Satu lawan satu mungkin masih oke, asalkan bukan melawan boss. Tapi lebih dari itu, kalian kudu lincah buat dodge ke sana ke mari sambil memperhatikan stamina buat survive.
Sistem parry pakai perisai di sini juga, sorry to say, goblok banget. Kalau kalian main Dark Souls dan semacamnya, parry seharusnya lebih rewarding daripada block biasa, kan? Nah, di Tainted Grail nggak begitu. Karena stamina kalian bakal langsung kesedot banyak cuma buat parry, sedangkan block malah mengurangi stamina lebih sedikit dan cuma menghasilkan sedikit damage.
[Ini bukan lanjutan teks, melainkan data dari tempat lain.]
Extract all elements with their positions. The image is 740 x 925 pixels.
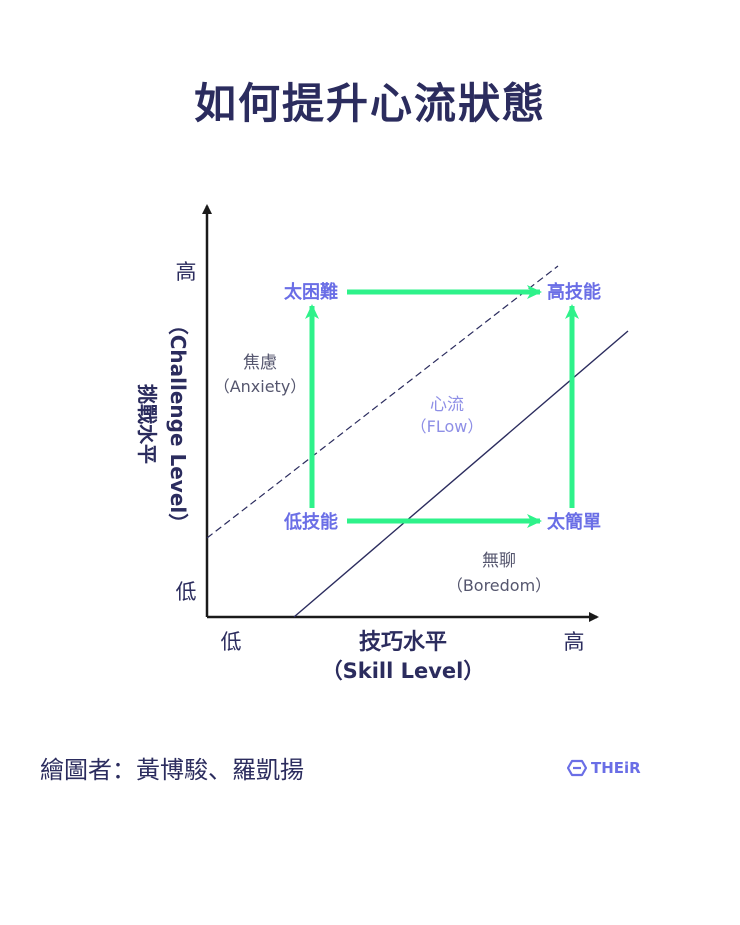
their-logo: THEiR	[567, 757, 641, 779]
y-axis-title-zh: 挑戰水平	[135, 384, 159, 464]
node-high-skill: 高技能	[547, 281, 601, 303]
x-axis-title-zh: 技巧水平	[359, 630, 447, 655]
boredom-boundary-line	[293, 330, 629, 618]
zone-boredom-en: （Boredom）	[447, 576, 551, 595]
y-axis-title-zh-group: 挑戰水平	[135, 384, 159, 464]
y-axis-high-label: 高	[176, 260, 197, 284]
y-axis-low-label: 低	[176, 580, 197, 604]
x-axis-high-label: 高	[564, 630, 585, 654]
node-too-hard: 太困難	[284, 281, 338, 303]
their-logo-text: THEiR	[591, 759, 641, 777]
x-axis-title-en: （Skill Level）	[322, 659, 485, 683]
page-title: 如何提升心流狀態	[193, 79, 546, 128]
illustrator-credit: 繪圖者：黃博駿、羅凱揚	[40, 756, 304, 784]
zone-boredom-zh: 無聊	[482, 551, 516, 571]
y-axis-title-en-group: （Challenge Level）	[166, 315, 190, 534]
their-logo-icon	[567, 759, 587, 777]
zone-anxiety-en: （Anxiety）	[214, 377, 307, 396]
zone-flow-en: （FLow）	[411, 417, 484, 436]
zone-anxiety-zh: 焦慮	[243, 353, 277, 373]
y-axis-title-en: （Challenge Level）	[166, 315, 190, 534]
zone-flow-zh: 心流	[430, 395, 464, 415]
node-too-easy: 太簡單	[547, 511, 601, 533]
x-axis-low-label: 低	[221, 630, 242, 654]
node-low-skill: 低技能	[283, 511, 338, 533]
anxiety-boundary-line	[206, 265, 559, 539]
Ini adalah alasan kenapa aku nggak pernah melakukan parry dan lebih pilih block biasa aja—setidaknya sampai akhir dari Act 1.
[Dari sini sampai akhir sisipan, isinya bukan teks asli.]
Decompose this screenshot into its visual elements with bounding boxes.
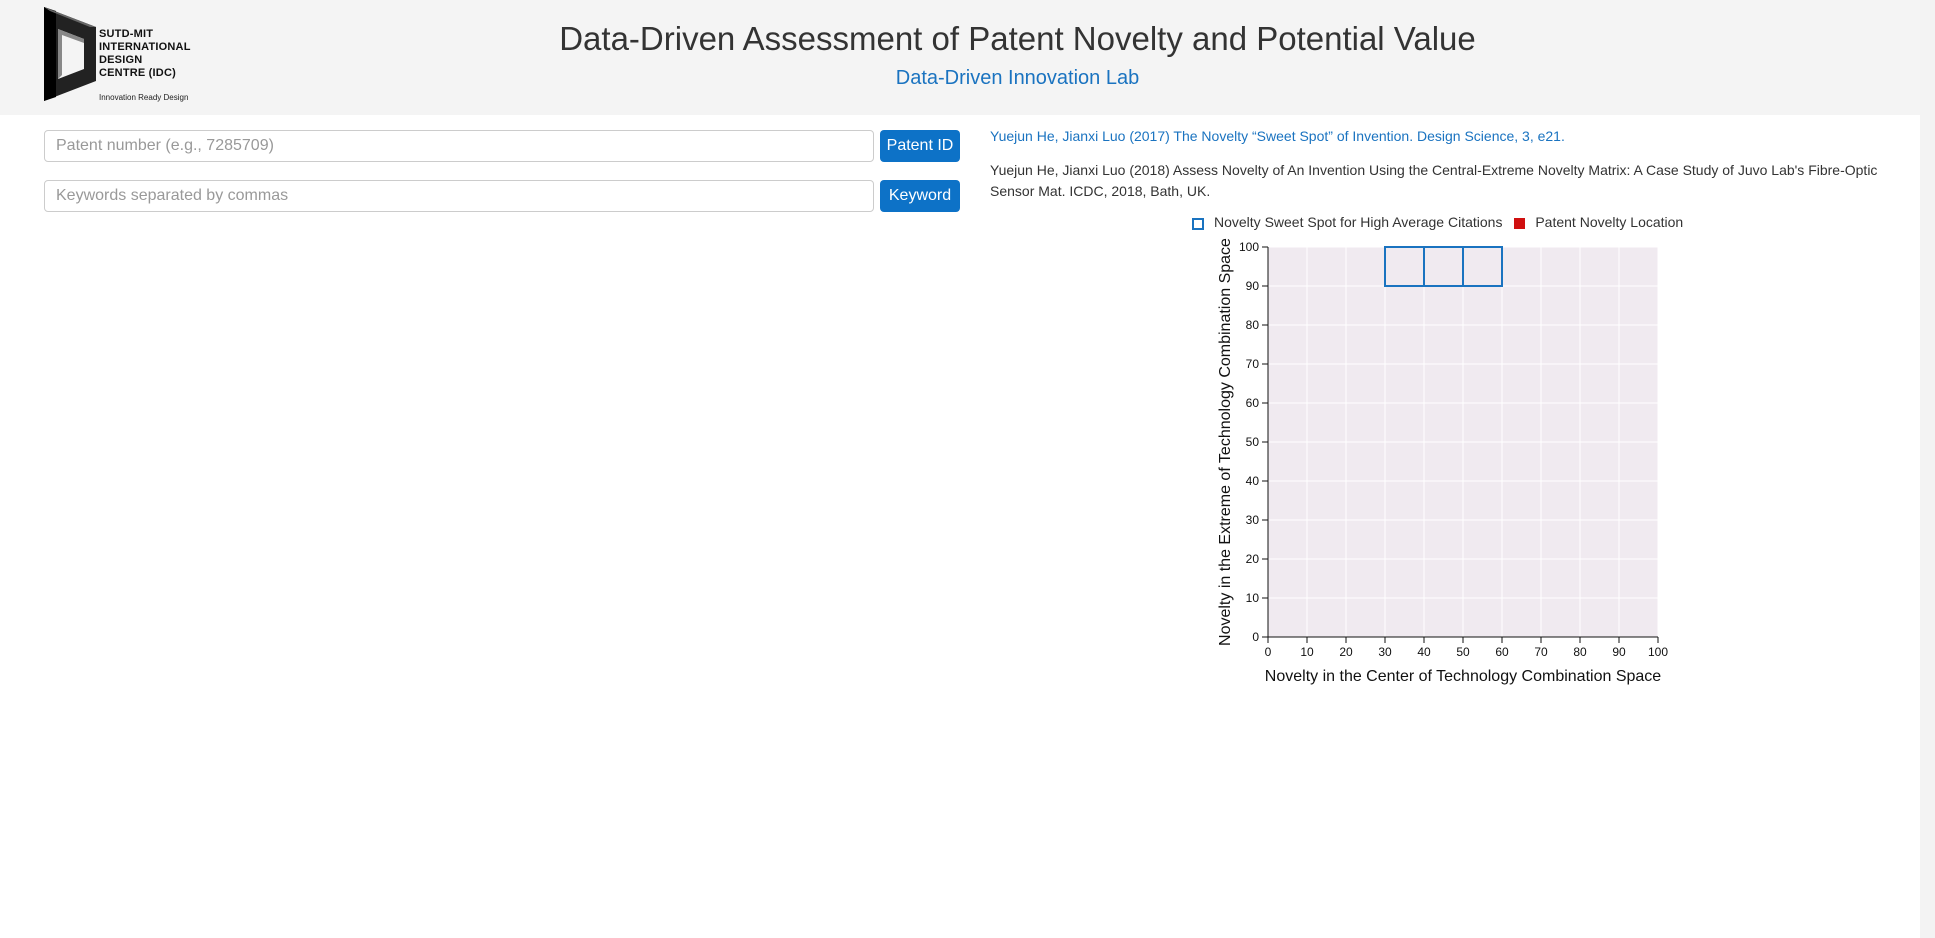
logo-text: SUTD-MIT INTERNATIONAL DESIGN CENTRE (ID…: [99, 28, 191, 80]
y-tick-label: 100: [1239, 240, 1259, 254]
x-tick-label: 0: [1265, 645, 1272, 659]
x-tick-label: 70: [1534, 645, 1548, 659]
y-tick-label: 10: [1246, 591, 1260, 605]
scrollbar-track[interactable]: [1920, 0, 1935, 938]
page-title: Data-Driven Assessment of Patent Novelty…: [559, 20, 1476, 57]
y-tick-label: 50: [1246, 435, 1260, 449]
y-tick-label: 90: [1246, 279, 1260, 293]
x-tick-label: 100: [1648, 645, 1668, 659]
reference-link-2017[interactable]: Yuejun He, Jianxi Luo (2017) The Novelty…: [990, 128, 1565, 144]
x-tick-label: 90: [1612, 645, 1626, 659]
x-tick-label: 80: [1573, 645, 1587, 659]
sweet-spot-cell: [1462, 246, 1503, 287]
patent-id-button[interactable]: Patent ID: [880, 130, 960, 162]
y-tick-label: 60: [1246, 396, 1260, 410]
lab-subtitle[interactable]: Data-Driven Innovation Lab: [895, 67, 1140, 89]
legend-label: Novelty Sweet Spot for High Average Cita…: [1214, 214, 1503, 231]
y-tick-label: 30: [1246, 513, 1260, 527]
legend-item-sweet-spot: Novelty Sweet Spot for High Average Cita…: [1192, 214, 1502, 230]
idc-logo-mark: [44, 7, 96, 101]
y-tick-label: 40: [1246, 474, 1260, 488]
y-tick-label: 80: [1246, 318, 1260, 332]
legend-label: Patent Novelty Location: [1535, 214, 1684, 231]
x-tick-label: 40: [1417, 645, 1431, 659]
legend-item-patent-location: Patent Novelty Location: [1514, 214, 1683, 230]
logo-line: DESIGN: [99, 54, 143, 66]
patent-number-input[interactable]: [44, 130, 874, 162]
logo-line: INTERNATIONAL: [99, 41, 191, 53]
y-axis-label: Novelty in the Extreme of Technology Com…: [1217, 238, 1234, 646]
logo-line: SUTD-MIT: [99, 28, 154, 40]
x-tick-label: 50: [1456, 645, 1470, 659]
logo-tagline: Innovation Ready Design: [99, 93, 189, 102]
chart-legend: Novelty Sweet Spot for High Average Cita…: [1192, 213, 1691, 230]
x-tick-label: 10: [1300, 645, 1314, 659]
page-header: SUTD-MIT INTERNATIONAL DESIGN CENTRE (ID…: [0, 0, 1920, 115]
x-tick-label: 20: [1339, 645, 1353, 659]
novelty-matrix-chart: 0 10 20 30 40 50 60 70 80 90 100 0 10 20 30 40 50 60 70 80 9…: [1217, 238, 1668, 685]
filled-square-icon: [1514, 218, 1526, 230]
y-tick-label: 0: [1252, 630, 1259, 644]
open-square-icon: [1192, 217, 1204, 230]
x-tick-label: 30: [1378, 645, 1392, 659]
keywords-input[interactable]: [44, 180, 874, 212]
reference-text-2018: Yuejun He, Jianxi Luo (2018) Assess Nove…: [990, 162, 1878, 199]
y-tick-label: 70: [1246, 357, 1260, 371]
logo-line: CENTRE (IDC): [99, 67, 176, 79]
keyword-button[interactable]: Keyword: [880, 180, 960, 212]
idc-logo: SUTD-MIT INTERNATIONAL DESIGN CENTRE (ID…: [44, 7, 204, 105]
x-tick-label: 60: [1495, 645, 1509, 659]
y-tick-label: 20: [1246, 552, 1260, 566]
x-axis-label: Novelty in the Center of Technology Comb…: [1265, 668, 1661, 685]
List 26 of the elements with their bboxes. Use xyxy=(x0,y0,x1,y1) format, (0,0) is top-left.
Aku kurang paham apakah ini bergantung sama job yang kalian pilih di awal, tapi seharusnya sih enggak, ya, karena sama-sama memulai dari level 1. Sangat aneh parry pakai perisai bisa lebih stamina consuming daripada parry pakai senjata. Yah, semoga mereka bisa memperbaiki masalah ini di versi full-nya nanti, karena kalian bakal ngerasa annoying banget sama sistem parry-nya ini. Tapi CMIIW, karena bisa aja yang aku lakukan sebenarnya adalah Shield Bash dan bukan parry—jadinya sangat stamina consuming.
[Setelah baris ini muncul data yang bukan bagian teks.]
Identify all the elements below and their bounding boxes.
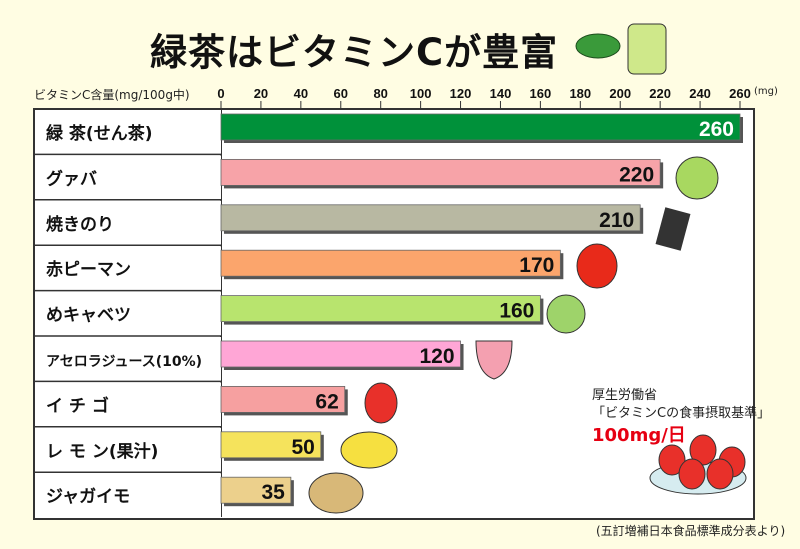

Level-level awal memang bisa dibilang neraka. Bahkan kalian mungkin bakal kesulitan menyelesaikan Main Quest di awal karena boss fight di akhir yang terasa nggak fair. Sepertinya ini emang keinginan dev-nya yang pengin kita lebih banyak eksplor dan juga leveling, tapi menurutku ini desain yang buruk sih untuk sebuah gim dengan genre seperti ini—meskipun beberapa orang sudah bilang kalau ini memang game susah. Tapi seiring naik level dan menemukan senjata ajaib, setidaknya Tainted Grail The Fall of Avalon bisa terasa lebih forgiving—meskipun sebagian besar waktu aku lebih memilih ambil jarak aman dan menyerang pakai panah sakti yang bisa mengundang petir saat di-charge penuh.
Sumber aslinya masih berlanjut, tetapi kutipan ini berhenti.